Dilansir dari swa.co.id Tuti Rahmi, seorang ibu RT domisili Medan, memulai bisnisnya dengan menjadi reseller Dusdusan pada Oktober 2017.

Munculnya Covid-19 di Indonesia pada Maret 2020 berdampak terhadap dirinya.

“Kebetulan saya termasuk orang yang tidak betah di kantor, hanya ingin jadi ibu rumah tangga. Sekalipun berbisnis maunya di rumah saja biar bisa sembari keluarga. Pandemi awal ini mengharuskan saya melakukan social distancing. Saya ikuti semua keputusan pasangan, termasuk memberhentikan asisten rumah tangga untuk sementara dan tim pengepakan, ”ujar Tuti.

Ia berusaha berdamai dengan keadaan yang tidak mudah, dan bekerja sama dengan sekitar agar bisnisnya tetap berkembang di tengah ketidaknyamanan situasi dan kondisi.

Dengan dukungan keluarga dan yang lainnya, Tuti berhasil meraih omzet miliaran rupiah selama masa pandemi ini.

“Omzet meningkat jauh dari tahun sebelumnya, bahkan hampir melebihi 100% dari target pribadi saya. Alhamdulillah, saya sudah capai Rp3 miliar dan punya tim packing di Desember 2020 ini. Cukup kaget dan tidak disangka, saya yang hanya bekerja dari rumah bisa mendapatkan hasil seperti ini, ”lanjut Tuti.

Ibu tiga anak ini bercerita bahwa dalam rapornya, ia optimalkan kerja sama dengan sesama reseller, fokus pada layanan dan penuhi kebutuhan stok produk. Hal ini yang selalu ia promosi dan informasikan ke grup reseller -nya.

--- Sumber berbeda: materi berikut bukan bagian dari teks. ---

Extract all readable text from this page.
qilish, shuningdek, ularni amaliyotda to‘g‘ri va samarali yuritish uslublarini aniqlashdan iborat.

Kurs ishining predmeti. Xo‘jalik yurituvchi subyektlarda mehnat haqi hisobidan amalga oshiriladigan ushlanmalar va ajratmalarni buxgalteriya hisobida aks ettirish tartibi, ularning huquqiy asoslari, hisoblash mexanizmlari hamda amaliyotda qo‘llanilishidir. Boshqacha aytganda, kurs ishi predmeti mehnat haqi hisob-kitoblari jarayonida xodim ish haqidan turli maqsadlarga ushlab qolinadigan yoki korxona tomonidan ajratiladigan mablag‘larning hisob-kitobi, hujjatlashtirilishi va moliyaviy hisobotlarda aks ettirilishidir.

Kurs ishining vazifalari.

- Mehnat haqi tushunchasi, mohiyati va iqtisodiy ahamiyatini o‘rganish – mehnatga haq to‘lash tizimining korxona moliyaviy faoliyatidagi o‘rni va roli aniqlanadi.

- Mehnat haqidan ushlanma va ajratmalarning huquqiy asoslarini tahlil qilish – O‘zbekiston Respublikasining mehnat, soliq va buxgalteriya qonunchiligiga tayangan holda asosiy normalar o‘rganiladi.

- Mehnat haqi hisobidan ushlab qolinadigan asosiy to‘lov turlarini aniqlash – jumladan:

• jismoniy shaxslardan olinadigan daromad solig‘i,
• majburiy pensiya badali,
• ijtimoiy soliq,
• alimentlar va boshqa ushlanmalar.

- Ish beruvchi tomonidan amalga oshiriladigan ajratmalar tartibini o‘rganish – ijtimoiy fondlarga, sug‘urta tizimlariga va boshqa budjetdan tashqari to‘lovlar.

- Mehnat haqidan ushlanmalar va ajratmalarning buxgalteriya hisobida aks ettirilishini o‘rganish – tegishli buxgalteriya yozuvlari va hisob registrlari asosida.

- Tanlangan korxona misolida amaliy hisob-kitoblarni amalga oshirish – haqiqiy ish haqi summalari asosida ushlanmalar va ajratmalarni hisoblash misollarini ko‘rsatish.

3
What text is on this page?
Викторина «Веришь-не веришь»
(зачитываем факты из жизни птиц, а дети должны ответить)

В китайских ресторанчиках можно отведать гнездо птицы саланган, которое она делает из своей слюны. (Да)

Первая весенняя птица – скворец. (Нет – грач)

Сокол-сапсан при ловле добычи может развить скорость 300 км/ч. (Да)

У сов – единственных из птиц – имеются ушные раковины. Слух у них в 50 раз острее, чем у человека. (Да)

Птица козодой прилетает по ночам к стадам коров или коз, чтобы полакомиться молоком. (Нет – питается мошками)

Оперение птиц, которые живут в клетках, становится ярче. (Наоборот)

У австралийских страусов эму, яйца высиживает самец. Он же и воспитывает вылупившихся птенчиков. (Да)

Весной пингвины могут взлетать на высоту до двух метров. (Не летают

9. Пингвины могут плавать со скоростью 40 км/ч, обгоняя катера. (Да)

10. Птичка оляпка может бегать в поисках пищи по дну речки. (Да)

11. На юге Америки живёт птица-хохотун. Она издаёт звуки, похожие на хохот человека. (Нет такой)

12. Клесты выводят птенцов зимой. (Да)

“Banyak reseller Dusdusan yang butuh stok dan sebagian besar dari mereka adalah tulang punggung keluarga. Hasil penjualan digunakan untuk keberlangsungan asap dapur mereka. Banyak juga kurir yang menggantungkan kebutuhan keluarga dari jasa pengiriman. Ini alasan utama saya tetap berjualan. Untuk kebutuhan harian keluarga, sebenarnya masih dapat dipenuhi oleh suami. Saya hanya ingin membantu mereka yang sedang berjuang untuk keluarganya dengan selalu memberikan pelayanan terbaik, ”tambah Tuti.

Konsep “reseller bantu reseller” telah menjadi moto atau baru di Dusdusan. Para reseller saling mendukung dan belajar bersama untuk membangun bisnis masingmasing.

“Reseller kami cukup erat. Di sini terbentuk komunitas yang positif dan suportif untuk bisa maju bersama-sama, ”tutu Christian, CEO & Co-founder Dusdusan.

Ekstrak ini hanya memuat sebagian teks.